Abstract

Judging by the title, we are dealing with an account of astronomical observations, of star positions in particular, completed over three days and three nights in October 1706. These observations did not result in any major breakthroughs in the history of astronomy, so why should we read 800 pages in three volumes about them? These initial doubts are entirely alleviated while reading Ole Rømer’s Triduum. The book offers far more than its title promises, with regard to both historical and astronomical content, and represents a superb editorial project.

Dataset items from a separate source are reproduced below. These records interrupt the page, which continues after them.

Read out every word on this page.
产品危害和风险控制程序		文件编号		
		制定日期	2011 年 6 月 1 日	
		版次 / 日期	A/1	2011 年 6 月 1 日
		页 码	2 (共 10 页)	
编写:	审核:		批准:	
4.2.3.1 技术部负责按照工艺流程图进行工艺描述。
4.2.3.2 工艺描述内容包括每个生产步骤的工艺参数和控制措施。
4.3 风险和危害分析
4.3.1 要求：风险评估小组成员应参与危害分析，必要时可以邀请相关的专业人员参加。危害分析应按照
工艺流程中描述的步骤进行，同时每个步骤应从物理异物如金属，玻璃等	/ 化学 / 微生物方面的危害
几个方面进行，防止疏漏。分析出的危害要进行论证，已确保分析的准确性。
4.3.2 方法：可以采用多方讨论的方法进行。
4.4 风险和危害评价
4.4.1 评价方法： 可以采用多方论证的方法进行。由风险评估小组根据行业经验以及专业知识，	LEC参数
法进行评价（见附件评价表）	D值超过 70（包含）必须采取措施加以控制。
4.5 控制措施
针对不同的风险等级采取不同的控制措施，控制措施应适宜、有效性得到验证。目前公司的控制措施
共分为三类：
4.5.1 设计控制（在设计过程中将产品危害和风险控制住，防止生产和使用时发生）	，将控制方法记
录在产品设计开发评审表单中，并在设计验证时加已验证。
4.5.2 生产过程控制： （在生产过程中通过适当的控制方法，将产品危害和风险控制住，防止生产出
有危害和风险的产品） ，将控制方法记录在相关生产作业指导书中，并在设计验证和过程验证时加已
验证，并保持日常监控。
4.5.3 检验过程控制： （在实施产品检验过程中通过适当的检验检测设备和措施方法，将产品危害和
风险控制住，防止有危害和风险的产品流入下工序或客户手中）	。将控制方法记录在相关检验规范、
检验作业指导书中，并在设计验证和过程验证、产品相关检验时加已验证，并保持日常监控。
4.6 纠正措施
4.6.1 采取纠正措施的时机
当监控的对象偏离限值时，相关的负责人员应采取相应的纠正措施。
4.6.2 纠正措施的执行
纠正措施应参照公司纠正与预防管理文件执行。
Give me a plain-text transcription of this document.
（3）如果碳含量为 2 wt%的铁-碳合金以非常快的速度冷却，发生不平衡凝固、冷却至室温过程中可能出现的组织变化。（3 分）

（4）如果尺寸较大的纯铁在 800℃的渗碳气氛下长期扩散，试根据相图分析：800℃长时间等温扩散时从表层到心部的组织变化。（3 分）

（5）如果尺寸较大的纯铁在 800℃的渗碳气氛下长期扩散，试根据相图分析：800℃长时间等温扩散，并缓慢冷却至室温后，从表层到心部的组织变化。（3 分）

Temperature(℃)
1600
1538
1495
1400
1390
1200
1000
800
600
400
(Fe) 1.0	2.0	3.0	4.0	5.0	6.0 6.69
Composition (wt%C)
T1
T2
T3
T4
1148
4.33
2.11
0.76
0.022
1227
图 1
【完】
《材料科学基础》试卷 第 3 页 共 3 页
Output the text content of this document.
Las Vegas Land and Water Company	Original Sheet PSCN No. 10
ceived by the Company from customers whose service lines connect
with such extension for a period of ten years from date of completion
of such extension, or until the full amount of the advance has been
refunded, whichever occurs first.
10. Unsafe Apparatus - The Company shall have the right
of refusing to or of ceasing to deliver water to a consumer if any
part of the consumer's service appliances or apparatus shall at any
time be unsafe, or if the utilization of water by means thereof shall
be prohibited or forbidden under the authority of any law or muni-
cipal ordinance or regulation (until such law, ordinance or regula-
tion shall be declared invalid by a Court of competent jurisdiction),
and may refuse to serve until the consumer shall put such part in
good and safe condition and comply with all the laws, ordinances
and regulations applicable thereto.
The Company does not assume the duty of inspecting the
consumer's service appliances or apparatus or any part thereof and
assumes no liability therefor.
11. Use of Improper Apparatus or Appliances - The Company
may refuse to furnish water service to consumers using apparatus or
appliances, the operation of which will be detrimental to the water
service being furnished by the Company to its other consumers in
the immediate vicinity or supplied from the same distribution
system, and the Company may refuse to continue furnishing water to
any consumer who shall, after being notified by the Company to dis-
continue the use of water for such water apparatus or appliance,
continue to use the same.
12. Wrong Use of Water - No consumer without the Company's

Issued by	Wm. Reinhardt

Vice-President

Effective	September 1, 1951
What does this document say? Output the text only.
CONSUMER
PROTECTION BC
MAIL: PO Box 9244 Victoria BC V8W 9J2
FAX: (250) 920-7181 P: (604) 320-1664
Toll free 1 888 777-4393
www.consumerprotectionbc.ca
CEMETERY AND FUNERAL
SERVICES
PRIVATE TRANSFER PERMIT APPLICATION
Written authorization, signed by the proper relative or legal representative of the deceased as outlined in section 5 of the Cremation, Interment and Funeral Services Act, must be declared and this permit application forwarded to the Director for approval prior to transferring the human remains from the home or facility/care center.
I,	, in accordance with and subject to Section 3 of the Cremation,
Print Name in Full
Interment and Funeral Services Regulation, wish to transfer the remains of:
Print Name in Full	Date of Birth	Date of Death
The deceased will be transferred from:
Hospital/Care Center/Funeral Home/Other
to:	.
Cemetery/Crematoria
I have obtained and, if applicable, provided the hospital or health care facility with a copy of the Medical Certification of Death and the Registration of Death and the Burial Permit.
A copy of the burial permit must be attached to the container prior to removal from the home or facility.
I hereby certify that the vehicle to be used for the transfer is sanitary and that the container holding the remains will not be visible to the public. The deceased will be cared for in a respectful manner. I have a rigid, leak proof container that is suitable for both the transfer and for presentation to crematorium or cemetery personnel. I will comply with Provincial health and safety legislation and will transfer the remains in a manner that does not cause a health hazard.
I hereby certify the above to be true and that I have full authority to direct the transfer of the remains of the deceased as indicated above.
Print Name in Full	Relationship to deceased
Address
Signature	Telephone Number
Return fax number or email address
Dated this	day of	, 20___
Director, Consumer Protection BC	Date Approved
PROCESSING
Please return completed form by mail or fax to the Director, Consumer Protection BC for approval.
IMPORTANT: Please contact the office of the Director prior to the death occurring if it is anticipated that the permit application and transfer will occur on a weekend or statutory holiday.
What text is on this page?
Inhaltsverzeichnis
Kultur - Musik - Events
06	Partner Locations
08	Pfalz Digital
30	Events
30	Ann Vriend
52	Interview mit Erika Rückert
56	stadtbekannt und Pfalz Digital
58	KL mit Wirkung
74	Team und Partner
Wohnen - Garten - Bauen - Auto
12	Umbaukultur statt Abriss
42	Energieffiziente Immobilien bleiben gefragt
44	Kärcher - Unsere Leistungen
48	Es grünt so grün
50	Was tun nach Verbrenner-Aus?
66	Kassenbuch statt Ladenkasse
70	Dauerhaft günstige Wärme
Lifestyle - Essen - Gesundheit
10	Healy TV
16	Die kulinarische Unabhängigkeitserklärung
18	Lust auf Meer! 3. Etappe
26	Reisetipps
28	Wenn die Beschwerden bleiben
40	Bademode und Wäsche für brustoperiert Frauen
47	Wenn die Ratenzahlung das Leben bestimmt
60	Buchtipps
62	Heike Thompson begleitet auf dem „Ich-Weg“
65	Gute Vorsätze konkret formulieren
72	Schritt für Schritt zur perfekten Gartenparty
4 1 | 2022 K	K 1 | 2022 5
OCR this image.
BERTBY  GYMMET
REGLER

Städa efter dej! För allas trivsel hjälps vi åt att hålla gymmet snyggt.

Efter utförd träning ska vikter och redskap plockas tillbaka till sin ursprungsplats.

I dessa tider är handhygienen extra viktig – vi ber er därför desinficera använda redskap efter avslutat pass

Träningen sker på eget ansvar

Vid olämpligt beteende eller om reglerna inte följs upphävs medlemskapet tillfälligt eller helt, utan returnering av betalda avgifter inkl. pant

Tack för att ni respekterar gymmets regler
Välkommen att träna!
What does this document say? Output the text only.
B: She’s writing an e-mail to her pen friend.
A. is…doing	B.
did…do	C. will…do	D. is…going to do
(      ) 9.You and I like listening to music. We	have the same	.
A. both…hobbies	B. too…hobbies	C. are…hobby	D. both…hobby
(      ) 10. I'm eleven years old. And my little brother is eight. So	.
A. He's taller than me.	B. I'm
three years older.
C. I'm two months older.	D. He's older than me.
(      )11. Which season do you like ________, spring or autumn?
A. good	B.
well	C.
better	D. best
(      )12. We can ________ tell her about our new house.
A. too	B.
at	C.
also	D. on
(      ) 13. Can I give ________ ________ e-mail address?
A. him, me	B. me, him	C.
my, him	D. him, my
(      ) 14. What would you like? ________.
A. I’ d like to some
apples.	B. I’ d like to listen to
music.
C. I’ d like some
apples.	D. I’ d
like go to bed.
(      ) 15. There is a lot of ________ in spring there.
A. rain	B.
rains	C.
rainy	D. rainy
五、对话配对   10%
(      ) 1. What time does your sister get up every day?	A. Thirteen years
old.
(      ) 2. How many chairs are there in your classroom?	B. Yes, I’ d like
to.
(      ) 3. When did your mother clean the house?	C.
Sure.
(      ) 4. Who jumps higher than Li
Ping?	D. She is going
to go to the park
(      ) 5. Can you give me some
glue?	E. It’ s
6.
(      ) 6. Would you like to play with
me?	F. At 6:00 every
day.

Ole Rømer (1644–1710) earned his place in the history of science due to his discovery of the finite velocity of light. This discovery resulted from the period of several years which he spent at the Paris Observatory. In 1681 Rømer returned to Denmark and in 1685 he became the director of the Copenhagen Observatory. In 1704 he built a small private observatory outside Copenhagen, the Observatorium Tusculanum, equipped according to his own innovative ideas. In both the Copenhagen and Tusculan observatories Rømer accumulated a vast store of astronomical observations. Almost all of them, together with Rømer’s meridian circle, perished in the 1728 Copenhagen fire. The manuscript of Triduum Römeri 1706 was more lucky as it did not share the fate of other Rømer’s observations, but also went through two editions in 1735 and in 1741, and now a third which is being presently reviewed.
Rømer’s Triduum would attract the attention of the successive generations of astronomers when the methods for reduction of observations were developed, taking into account individual sources of error, including instrumental errors. Rømer was ahead of his time in this respect and the Triduum observations were first to expose the great potential of meridian circles in positional astronomy, although it would take several dozen years before the next meridian circles were constructed. The key role in making Triduum observations available, as well as introducing Rømer’s instruments and ideas, was played by Peder Horrebow (1679–1764), a pupil of Rømer’s, in 1714 appointed professor of astronomy and director of the Copenhagen Observatory. Horrebow spent most of his scientific career in the continuation and preservation of Rømer’s work. The result of these efforts was the publication in 1735 his Basis Astronomiae sive Astronomiae pars mechanica, and in the years 1740–1741 the three volumes of Opera Mathematico-Physica, as well as Audytum Astronomiae left in manuscript.
The Triduum observations of stars and planets were treated by Rømer himself, even though his method is known only from the reconstruction done by Horrebow. Furthermore, Horrebow attempted the reduction of the Triduum observations in his Audytum, but his results were never published. In the years 1756–1760 Tobias Mayer (1723–1762) in Göttingen also sought to decompose the instrumental errors of Rømer’s observations. He established a mathematical expression for the correction to be added to the observed transit times due to the instrumental errors, today known as Mayer’s formula. However, as proven by the authors of the publication under review, this formula was already known to Rømer and Horrebow, but not published. An extensive analysis of the Triduum observations was conducted by Johann Gotfried Galle (1812–1910) in his doctoral dissertation as of 1845. A modern reduction of the Triduum observations is included in the work under review. I recommend this fragment to anybody wishing to know how to perform such calculations; the problem is presented in a manner which is reader-friendly and complies with relevant standards.
This edition includes three volumes. The first, “An introduction to the observations and a modern analysis,” focuses on the Triduum observations and presents the data of both Rømer and Horrebow, as well as a description of the Tusculan Observatory. Volume I has also 11 appendices: extracts of Rømer’s correspondence with Gottfried Wilhelm Leibniz devoted to the Tusculan Observatory and Rømer’s ideas for a meridian circle; Rømer’s discussion of the reduction of the right ascensions; Rømer’s recommendation of Horrebow for a degree in theology; an inventory of the instruments and machines remaining at the time of Rømer’s death; a short description of the meridian instrument from De instrumentis astronomicis (1713) by Joachim Frederik Rasmus, one of Rømer’s students; a letter from Horrebow to Johannes Lulofs from 1741 explaining some details about the Tusculan Observatory; an anonymous report on a visit to the Tusculan Observatory in c.1765; a laudatory poem to Horrebow by Niels Krogh (1721); extracts from Horrebow’s unpublished Adytum Astronomiae translated into English; detailed reduction of the Triduum observations; and a selection of five copperplates from Basis Astronomiae. Volume II reprints Horrebow’s Basis Astronomiae together with an English translation and some historical background. Volume III reproduces the Triduum manuscript, preserved in Royal Danish Library, together with a transcription and translation of the Latin notes. All three volumes are richly illustrated; the illustrations are reproduced according to the highest printing standards.
This interesting and beautiful book suffers from one deficiency; it lacks indices which would surely make life easier not only for the reviewer.